Since 2008, the P&F has directed funds of over $2.9M to Somerville House.  Some of the more noteworthy donations include $350K for the Murray Evans Sports and Aquatic Centre Stage II, the refurbishment of the Swimming Pool ($193K), $300K for the Foundation Building, along with electronic classroom whiteboards, tiered outdoor seating and furniture, drinking water fountains, grand piano, flagpoles, school banners, coaches uniforms and a myriad of sporting equipment. The P&F Association also generously contributed $350,000 to the refurbishment of the Seymour Library and the Information Centre.

However, despite underwriting many of the Schools assets, Mrs O’Halloran says the P&F see their financial assistance as secondary to contributing to the inclusive culture we all enjoy.

It is this same philosophy that drives the Somerville House Foundation to continue to offer students, who may not otherwise have been able to access a Somerville House education, a life-changing opportunity, as well as ensuring that our current students can conclude their education at the School.

Ms Dominque Layt (Class of 1987), Foundation Chair and current parent, acknowledges that this difficult year has impacted some more than others, with the economic fallout from the COVID-19 pandemic affecting many families at the School.
“For rural families already impacted by flood and drought, the pandemic was another hit in a disastrous year,” Ms Layt said.

“This is why the Foundation’s focus this year and next has been to support Senior students on their schooling journey,” she said.

“We’ve pledged to do our best to help students experiencing financial hardship stay on, with both the School and the Foundation each contributing $500,000, and with additional support from the Old Girls’ Association, which this year has helped almost 70 families keep their daughters at the School.”

Since 1984 the Foundation has raised more than $15 million, we’ve contributed to playgrounds, the tennis centre and given talented girls an opportunity to gain immeasurably from a Somerville House education.
Think about the Foundation when you walk past some of the School’s art collection, take a dip in the pool, are moved by our orchestra or admire the Cumbooquepa stained glass windows.

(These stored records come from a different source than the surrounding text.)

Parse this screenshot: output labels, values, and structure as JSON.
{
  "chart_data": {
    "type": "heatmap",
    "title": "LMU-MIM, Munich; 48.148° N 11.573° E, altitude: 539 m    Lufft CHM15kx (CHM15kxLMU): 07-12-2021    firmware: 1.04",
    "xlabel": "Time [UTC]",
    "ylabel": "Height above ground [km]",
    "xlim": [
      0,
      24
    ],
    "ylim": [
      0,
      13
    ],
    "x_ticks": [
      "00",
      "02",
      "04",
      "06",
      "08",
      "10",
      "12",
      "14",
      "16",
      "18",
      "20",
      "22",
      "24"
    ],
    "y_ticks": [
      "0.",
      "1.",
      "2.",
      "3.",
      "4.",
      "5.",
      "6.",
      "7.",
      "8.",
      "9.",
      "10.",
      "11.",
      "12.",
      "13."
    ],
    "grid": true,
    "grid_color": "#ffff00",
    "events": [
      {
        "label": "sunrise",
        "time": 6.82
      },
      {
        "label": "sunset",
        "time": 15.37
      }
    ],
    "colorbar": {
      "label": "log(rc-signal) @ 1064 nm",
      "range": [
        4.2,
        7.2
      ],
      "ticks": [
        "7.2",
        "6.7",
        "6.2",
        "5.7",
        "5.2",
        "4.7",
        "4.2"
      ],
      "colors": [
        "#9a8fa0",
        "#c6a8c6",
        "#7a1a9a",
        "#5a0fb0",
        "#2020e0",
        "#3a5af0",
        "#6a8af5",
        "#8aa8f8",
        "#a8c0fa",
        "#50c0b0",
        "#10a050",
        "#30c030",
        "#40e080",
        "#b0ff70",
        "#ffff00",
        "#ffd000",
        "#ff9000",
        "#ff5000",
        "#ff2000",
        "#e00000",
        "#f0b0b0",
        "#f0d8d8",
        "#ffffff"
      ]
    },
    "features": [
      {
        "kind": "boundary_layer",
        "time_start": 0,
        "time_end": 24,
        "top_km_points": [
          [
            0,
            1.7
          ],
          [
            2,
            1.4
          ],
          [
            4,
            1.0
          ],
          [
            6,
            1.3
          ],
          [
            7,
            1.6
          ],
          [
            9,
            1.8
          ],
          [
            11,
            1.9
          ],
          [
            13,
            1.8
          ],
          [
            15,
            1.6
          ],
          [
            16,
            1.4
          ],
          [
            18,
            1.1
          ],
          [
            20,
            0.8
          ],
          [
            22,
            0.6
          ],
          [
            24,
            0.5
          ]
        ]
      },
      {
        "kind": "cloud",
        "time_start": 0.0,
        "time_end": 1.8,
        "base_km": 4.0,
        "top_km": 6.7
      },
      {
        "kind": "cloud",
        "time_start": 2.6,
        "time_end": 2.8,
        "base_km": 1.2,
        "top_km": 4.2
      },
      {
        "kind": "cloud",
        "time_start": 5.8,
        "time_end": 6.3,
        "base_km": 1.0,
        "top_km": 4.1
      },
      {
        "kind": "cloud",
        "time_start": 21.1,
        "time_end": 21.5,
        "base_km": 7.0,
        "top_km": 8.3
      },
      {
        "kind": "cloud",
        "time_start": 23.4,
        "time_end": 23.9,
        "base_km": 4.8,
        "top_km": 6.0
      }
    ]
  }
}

Whether it’s refurbishing classrooms, working towards developing the School’s Heritage Heart or purchasing robotics equipment, the Foundation has a rich history of giving to support our girls in green.
“Since the very beginning, members of the Somerville House community have devoted their time, treasure and talent to the betterment of the School. Our philanthropic culture is deeply embedded and can be traced back to the early 1920s when families and Old Girls banded together to raise funds for the School,” Ms Layt said.

“In 1984 a group of parents and Old Girls established the first Foundation at a girls’ school in Australia. Through the Foundation, parents, Old Girls and staff with a passionate belief in the transformative power of education, continue our giving culture,” she said.

“Over the years, Somerville House students have benefited from this legacy of support, enabling our girls to thrive and become the next generation of innovators and change makers, aligning with the School’s values of compassion, inclusion, gratitude, integrity and respect.”

Principal, Mrs Kim Kiepe believes the School’s stakeholder groups are an integral part of the Somerville House community, fostering important communion and goodwill between alumnae, parents, friends, teachers and students.

“To remain an exemplary leader in education it is important that we continue to foster our community inclusivity and parent involvement,” Mrs Kiepe said.

“Reaching the end of 2020, and with the endless support from our stakeholder groups, we can feel fortunate to be members of the Somerville House community,” she said.

“Together, we can help our students learn to trust their voices, as sources of power and encouragement, to self and others, and to have a fulfilling life that makes a meaningful contribution to society.”